Why can the compiler not optimize floating point addition with 0?

Question

I have four identity functions which do essentially nothing. Only multiplication with 1 could be optimized by clang to a single ret statement.

float id0(float x) {
    return x + 1 - 1;
}

float id1(float x) {
    return x + 0;
}

float id2(float x) {
    return x * 2 / 2;
}

float id3(float x) {
    return x * 1;
}

And the following compiler output is: (clang 10, at -O3)

.LCPI0_0:
        .long   1065353216              # float 1
.LCPI0_1:
        .long   3212836864              # float -1
id0(float):                                # @id0(float)
        addss   xmm0, dword ptr [rip + .LCPI0_0]
        addss   xmm0, dword ptr [rip + .LCPI0_1]
        ret
id1(float):                                # @id1(float)
        xorps   xmm1, xmm1
        addss   xmm0, xmm1
        ret
.LCPI2_0:
        .long   1056964608              # float 0.5
id2(float):                                # @id2(float)
        addss   xmm0, xmm0
        mulss   xmm0, dword ptr [rip + .LCPI2_0]
        ret
id3(float):                                # @id3(float)
        ret

I can understand why id0 and id2 can't be optimized. They increase the value which could then turn into positive infinity and the second operation would not change it back.

But why can't id1 be optimized? Additon with infinity would yield infinity, addition with any regular number would yield that number and addition with NaN would yield NaN. So why is it not a "true" identity operation like * 1.

Example with Compiler Explorer

Answer 1

IEEE 754 floating-point numbers have two zero values, one negative, one positive. When added together, the result is the positive one.

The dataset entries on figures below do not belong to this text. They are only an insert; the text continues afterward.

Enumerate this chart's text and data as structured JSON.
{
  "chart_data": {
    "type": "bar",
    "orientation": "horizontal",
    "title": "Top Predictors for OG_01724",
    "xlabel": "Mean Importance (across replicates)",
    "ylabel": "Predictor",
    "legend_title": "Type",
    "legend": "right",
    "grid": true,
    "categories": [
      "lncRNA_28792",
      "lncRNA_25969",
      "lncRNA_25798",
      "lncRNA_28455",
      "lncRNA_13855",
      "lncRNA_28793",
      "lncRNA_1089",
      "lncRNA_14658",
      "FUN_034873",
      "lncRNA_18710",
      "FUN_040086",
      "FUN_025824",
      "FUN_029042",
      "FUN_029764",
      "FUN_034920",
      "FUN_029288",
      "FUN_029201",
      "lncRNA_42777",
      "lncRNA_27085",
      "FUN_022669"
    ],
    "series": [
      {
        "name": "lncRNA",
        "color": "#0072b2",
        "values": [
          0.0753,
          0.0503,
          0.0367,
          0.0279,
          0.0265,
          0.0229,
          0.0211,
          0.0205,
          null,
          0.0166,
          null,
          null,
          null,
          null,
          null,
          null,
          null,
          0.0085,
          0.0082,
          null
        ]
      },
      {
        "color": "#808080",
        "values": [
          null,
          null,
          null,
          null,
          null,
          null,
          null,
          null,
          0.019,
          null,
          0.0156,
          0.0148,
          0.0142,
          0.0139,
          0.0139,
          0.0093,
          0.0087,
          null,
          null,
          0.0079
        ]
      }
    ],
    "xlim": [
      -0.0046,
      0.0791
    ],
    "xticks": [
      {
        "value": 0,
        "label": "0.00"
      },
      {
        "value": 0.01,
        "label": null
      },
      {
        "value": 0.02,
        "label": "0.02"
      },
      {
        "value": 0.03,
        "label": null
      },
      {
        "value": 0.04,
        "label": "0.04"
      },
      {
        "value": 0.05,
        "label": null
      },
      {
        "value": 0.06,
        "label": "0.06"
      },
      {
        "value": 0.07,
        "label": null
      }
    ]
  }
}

So id1(-0.f) is 0.f, not -0.f.
Note that id1(-0.f) == -0.f because 0.f == -0.f.

Demo

Also, note that compiling with -ffast-math in GCC does make the optimization and changes the result.

Answer 2

"I have four identity functions which do essentially nothing."

That's not true.

For floating-point numbers x + 1 - 1 is not equal x + 0, it is equal (x + 1) - 1. So if you have e.g. a very small x then you will lose that very small portion in the x + 1 step, and the compiler can't know if that was your intent or not.

And in the case of x * 2 / 2, the x * 2 might not be exact either, due to floating-point precision, so you have a similar case here, the compiler does not know if you for some reason want to change the value of x in that manner.

So these would be equal:

float id0(float x) {
    return x + (1. - 1.);
}

float id1(float x) {
    return x + 0;
}

And these would be equal:

float id2(float x) {
    return x * (2. / 2.);
}

float id3(float x) {
    return x * 1;
}

The desired behavior could for sure be defined in another way. But as already mentioned by Nelfeal this optimization has to be explicitly activated using -ffast-math

Enable fast-math mode. This option lets the compiler make aggressive, potentially-lossy assumptions about floating-point math. These include:

• Floating-point math obeys regular algebraic rules for real numbers (e.g. + and * are associative, x/y == x * (1/y), and (a + b) * c == a * c + b * c),
• Operands to floating-point operations are not equal to NaN and Inf, and
• +0 and -0 are interchangeable.

fast-math is for clang and gcc a collection of flags (here the one listed by clang):

• -fno-honor-infinities
• -fno-honor-nans
• -fno-math-errno
• -ffinite-math
• -fassociative-math
• -freciprocal-math
• -fno-signed-zeros
• -fno-trapping-math
• -ffp-contract=fast

Answer 3

Read the floating-number-gui.de web page, more about IEEE 754, the C11 standard n1570, the C++11 standard n3337.

float id1(float x) {
    return x + 0;
}

If x happens to be a signaling NaN, your id1 might even not return (and probably should not return).

If x is a quiet NaN, then id1(x) != x since NaN != NaN (at least NaN == NaN should be false).

In some cases, you want costly arbitrary precision arithmetic. Then consider using GMPlib.

PS. Floating point numbers can give you nightmares or a PhD, at your choice. They sometimes kill people or at least make huge financial disasters (e.g. a loss of several hundred millions US$ or €).